One case study of a woman who got a fecal matter transplant from her overweight daughter (yes, that's exactly what it sounds like) demonstrated considerable weight gain after the procedure. These procedures are typically done to eliminate harmful gut bacteria, but the side effect of an increase it fat mass was unexpected. Nearly 16 months after the procedure, the woman gained about 34 pounds. After another year-and-a-half, she gained an additional 7 pounds, despite participating in an exercise program and a liquid protein diet prescribed by a medical professional. She was tested for thyroid dysfunction to no avail. While this is a study of n=1, it lead some researchers to speculate that gut health may have a significant impact on body composition.
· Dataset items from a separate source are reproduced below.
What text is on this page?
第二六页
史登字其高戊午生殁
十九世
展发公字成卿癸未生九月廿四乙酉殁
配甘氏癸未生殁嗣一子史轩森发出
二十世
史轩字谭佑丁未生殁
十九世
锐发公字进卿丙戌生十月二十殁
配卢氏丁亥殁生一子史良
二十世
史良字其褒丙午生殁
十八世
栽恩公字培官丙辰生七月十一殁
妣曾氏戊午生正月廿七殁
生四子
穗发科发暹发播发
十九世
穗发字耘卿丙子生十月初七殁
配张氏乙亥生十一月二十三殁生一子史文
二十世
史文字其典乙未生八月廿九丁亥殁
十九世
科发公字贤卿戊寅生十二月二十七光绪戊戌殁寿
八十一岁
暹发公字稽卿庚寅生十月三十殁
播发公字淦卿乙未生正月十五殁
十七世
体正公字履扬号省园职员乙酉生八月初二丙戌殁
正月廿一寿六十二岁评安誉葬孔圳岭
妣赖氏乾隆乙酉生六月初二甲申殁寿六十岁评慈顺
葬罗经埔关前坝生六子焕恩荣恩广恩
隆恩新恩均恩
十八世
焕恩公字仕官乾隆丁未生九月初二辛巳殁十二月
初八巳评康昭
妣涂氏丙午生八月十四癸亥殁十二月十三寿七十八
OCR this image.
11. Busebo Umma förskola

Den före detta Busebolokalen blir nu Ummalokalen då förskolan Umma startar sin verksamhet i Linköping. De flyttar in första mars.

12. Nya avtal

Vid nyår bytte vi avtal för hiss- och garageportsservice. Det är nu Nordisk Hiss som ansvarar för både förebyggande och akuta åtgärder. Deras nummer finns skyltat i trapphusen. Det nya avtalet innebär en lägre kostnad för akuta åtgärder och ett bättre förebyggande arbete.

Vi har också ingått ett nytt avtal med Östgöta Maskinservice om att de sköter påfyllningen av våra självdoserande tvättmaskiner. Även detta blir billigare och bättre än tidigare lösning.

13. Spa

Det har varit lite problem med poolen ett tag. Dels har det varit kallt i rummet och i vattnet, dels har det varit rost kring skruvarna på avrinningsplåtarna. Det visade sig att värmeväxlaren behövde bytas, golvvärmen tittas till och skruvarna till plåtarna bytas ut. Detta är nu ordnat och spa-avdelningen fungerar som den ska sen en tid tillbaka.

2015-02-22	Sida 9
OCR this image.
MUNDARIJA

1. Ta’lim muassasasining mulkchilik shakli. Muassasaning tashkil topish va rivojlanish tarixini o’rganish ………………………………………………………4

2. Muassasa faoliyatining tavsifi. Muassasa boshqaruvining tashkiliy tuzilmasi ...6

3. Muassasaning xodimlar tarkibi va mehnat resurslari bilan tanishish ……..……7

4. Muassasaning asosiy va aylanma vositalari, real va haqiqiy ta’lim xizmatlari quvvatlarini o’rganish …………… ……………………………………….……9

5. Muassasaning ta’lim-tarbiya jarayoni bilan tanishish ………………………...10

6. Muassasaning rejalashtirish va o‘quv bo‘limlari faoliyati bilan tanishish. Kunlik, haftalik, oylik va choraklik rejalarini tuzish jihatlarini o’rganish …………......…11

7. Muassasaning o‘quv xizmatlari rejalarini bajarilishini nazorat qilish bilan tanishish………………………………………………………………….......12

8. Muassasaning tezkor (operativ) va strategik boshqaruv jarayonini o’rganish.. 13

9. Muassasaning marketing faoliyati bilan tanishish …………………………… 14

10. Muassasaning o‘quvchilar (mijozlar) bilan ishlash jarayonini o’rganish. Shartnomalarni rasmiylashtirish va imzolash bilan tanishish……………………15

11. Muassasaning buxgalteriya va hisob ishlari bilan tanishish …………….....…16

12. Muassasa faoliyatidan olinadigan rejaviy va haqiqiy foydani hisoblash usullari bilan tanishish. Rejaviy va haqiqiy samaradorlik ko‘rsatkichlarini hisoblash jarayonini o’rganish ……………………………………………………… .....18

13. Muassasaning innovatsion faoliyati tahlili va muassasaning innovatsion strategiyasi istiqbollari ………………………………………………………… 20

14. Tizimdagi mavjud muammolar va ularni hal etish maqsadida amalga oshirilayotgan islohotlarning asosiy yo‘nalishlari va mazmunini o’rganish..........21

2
For now, researchers believe that some individuals with less diverse microbial communities may be more likely to gain body fat, despite their dietary habits. Some individuals can slash their caloric intake down to a mere 1,200 per day and still hold on to ample amounts of body fat.

In short, even if you’re tracking your calories closely, your estimates may be 15-20% off based on the types of foods you eat and the microbes in your gut. If your weight loss is stalling, there might be more to the story than meets the eye and you may have to tinker around with your diet to yield better results. Overall, it’s helpful to consume foods in their raw, unprocessed form (when possible) as it is likely that your body will absorb less energy from them. Additionally, more fibrous foods will keep you fuller for longer periods of time. Ultimately though, your gut bacteria may be to blame for weight gain or weight loss plateaus.

Works Cited:

  1. Alang, Neha, and Colleen R. Kelly. "Weight gain after fecal microbiota transplantation." Open forum infectious diseases. Vol. 2. No. 1. Oxford University Press, 2015.
  2. Baer, David J., Sarah K. Gebauer, and Janet A. Novotny. "Walnuts Consumed by Healthy Adults Provide Less Available Energy than Predicted by the Atwater Factors–." The Journal of nutrition 146.1 (2015): 9-13.
  3. Carmody, Rachel N., Gil S. Weintraub, and Richard W. Wrangham. "Energetic consequences of thermal and nonthermal food processing." Proceedings of the National Academy of Sciences 108.48 (2011): 19199-19203.
  4. Du, Huaidong, et al. "Dietary fiber and subsequent changes in body weight and waist circumference in European men and women–." The American journal of clinical nutrition 91.2 (2009): 329-336.
  5. Gebauer, Sarah K., et al. "Food processing and structure impact the metabolizable energy of almonds." Food & function 7.10 (2016): 4231-4238.
  6. Liu, Simin, et al. "Relation between changes in intakes of dietary fiber and grain products and changes in weight and development of obesity among middle-aged women." The American journal of clinical nutrition 78.5 (2003): 920-927.
  7. Novotny, Janet A., Sarah K. Gebauer, and David J. Baer. "Discrepancy between the Atwater factor predicted and empirically measured energy values of almonds in human diets." The American journal of clinical nutrition 96.2 (2012): 296-301.
  8. Ridaura, Vanessa K., et al. "Gut microbiota from twins discordant for obesity modulate metabolism in mice." Science 341.6150 (2013): 1241214.
  9. Slavin, Joanne L. "Dietary fiber and body weight." Nutrition 21.3 (2005): 411-418.
  10. Urban, Lorien E., et al. "Accuracy of stated energy contents of restaurant foods." Jama 306.3 (2011): 287-293.